Personal information
- Nationality: Serbian
- Born: 21 June 2000 (age 26)

Sport
- Country: Serbia
- Sport: Athletics
- Event: Sprint

Achievements and titles
- Personal bests: 200m: 20.70 (2022) NR 400m: 45.50 (2023)

= Boško Kijanović =

Serbian sprinter (born 2000)

Boško Kijanović (born 21 June 2000) is a Serbian sprinter. He has won multiple national titles and is the national record holder over 200 metres and 400 metres indoors. He has competed for Serbia at the World Athletics Championships and World Athletics Indoor Championships.

==Biography==
He set a Serbian indoor national record of 46.22 seconds for the 400 metres competing in Belgrade in March 2022. He competed at his home-staged 2022 World Athletics Indoor Championships in Belgrade, in the 400 metres. He set a Serbian U23 national record of 45.72 seconds for the 400 metres in May 2022. In June 2022, he won the national title at the Serbian Athletics Championships in Kruševac over 200 metres in a time of 20.70 seconds, breaking the national record which had been held since 1984 by Mladen Nikolić, and winning the race by over a second from his nearest competitor.

He competed at the 2022 World Athletics Championships in Eugene, Oregon over 400 metres. He reached the semi-finals at the 2022 European Athletics Championships in Munich, Germany over 400 metres.

In July 2023, he won the Serbian Athletics Championships in Kraljevo, in over both the 200 metres and 400 metres.

In August 2024, he ran 10.31 seconds for the 100 metres. He won the indoor Serbian national 400 metres title at the Serbian Indoor Athletics Championships in February 2025. He competed at the 2025 European Athletics Indoor Championships in Apeldoorn, Netherlands, but did not qualify for the semi-finals of the 400 metres. Later that month, he competed at the 2025 World Athletics Indoor Championships in Nanjing, China in the 400 metres, where he reached the semi-finals.

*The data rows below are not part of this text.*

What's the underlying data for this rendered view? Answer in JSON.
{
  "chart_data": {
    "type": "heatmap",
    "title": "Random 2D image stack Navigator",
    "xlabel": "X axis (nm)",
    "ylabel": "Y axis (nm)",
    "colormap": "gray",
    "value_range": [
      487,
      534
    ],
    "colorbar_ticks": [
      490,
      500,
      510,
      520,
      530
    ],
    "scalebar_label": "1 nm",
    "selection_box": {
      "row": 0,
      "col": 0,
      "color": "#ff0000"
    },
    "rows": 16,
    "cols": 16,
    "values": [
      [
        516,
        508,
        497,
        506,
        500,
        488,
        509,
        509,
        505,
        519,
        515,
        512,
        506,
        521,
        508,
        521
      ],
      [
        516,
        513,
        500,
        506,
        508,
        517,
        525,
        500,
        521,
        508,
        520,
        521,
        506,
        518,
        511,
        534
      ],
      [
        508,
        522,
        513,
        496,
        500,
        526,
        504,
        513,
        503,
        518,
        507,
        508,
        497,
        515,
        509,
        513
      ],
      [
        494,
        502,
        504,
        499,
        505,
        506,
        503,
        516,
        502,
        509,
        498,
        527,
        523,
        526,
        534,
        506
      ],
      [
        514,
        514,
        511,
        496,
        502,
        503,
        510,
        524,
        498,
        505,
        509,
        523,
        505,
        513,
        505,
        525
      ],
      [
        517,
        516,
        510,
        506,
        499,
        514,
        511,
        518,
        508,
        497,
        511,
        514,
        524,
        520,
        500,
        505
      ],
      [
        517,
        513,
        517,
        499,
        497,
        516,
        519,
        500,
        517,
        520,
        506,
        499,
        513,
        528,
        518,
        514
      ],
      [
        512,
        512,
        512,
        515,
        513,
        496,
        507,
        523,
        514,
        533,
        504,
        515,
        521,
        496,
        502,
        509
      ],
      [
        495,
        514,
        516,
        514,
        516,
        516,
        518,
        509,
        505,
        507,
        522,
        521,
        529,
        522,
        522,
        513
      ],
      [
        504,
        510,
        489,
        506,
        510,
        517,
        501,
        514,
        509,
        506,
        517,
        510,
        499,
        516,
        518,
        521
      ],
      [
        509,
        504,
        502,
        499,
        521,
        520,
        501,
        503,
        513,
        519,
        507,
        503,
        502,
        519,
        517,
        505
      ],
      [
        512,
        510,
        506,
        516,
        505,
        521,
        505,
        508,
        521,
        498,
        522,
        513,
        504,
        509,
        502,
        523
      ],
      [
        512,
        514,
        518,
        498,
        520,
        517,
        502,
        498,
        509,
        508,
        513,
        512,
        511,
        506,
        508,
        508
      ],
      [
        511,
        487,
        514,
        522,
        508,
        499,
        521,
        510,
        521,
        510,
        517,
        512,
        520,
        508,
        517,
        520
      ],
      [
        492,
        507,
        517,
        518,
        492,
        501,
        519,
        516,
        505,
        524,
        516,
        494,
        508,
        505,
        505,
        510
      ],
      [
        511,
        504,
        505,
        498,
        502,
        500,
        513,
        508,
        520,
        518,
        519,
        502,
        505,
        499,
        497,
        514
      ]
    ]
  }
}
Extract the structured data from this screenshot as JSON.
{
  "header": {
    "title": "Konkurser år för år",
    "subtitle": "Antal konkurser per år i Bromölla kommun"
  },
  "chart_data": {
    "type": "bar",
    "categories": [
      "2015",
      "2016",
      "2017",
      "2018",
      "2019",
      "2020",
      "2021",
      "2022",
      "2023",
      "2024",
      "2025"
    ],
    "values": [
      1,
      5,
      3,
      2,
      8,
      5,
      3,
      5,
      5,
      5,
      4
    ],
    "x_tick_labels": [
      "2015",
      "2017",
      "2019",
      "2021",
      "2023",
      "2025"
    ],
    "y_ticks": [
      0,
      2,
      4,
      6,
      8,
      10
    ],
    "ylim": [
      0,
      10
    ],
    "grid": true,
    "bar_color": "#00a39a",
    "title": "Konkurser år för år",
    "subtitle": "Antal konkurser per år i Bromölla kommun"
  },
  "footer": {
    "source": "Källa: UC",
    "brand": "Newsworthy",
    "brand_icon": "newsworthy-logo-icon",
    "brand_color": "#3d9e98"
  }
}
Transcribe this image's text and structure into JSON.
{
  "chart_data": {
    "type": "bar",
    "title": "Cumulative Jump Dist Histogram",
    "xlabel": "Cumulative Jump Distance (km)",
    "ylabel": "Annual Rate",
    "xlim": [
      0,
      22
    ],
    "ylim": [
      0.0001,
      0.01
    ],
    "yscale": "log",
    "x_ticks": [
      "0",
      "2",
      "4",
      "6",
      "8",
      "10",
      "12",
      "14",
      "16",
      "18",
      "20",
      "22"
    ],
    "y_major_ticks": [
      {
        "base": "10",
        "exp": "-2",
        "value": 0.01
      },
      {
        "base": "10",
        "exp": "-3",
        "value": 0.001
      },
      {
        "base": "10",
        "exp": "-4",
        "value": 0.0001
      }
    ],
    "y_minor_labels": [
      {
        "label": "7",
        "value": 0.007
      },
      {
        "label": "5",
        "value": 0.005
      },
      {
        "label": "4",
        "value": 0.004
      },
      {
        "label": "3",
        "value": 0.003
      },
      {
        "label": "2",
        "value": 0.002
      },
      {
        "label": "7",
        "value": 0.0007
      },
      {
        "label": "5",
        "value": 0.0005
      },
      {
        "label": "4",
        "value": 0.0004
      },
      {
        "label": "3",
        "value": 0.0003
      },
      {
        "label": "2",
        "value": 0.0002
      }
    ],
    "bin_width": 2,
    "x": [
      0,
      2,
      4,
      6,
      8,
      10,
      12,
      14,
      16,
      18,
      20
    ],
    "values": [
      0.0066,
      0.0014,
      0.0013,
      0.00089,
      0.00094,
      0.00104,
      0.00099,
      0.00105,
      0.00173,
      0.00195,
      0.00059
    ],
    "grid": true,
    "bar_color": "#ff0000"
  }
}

In March 2026, he reached the semi-finals of the 400 metres at the 2026 World Athletics Indoor Championships in Toruń, Poland.

==International competitions==
Representing SRB
| 2025 | World Indoor Championships | Nanjing, China | 8th | 400m | 46.62 |

| Year | Competition | Venue | Position | Event | Notes |
Representing Serbia
| 2025 | World Indoor Championships | Nanjing, China | 8th | 400m | 46.62 |

==Personal life==
His is from Belgrade.
His is brother, Aleksa Kijanović, is also a sprinter who has won Serbian national championships.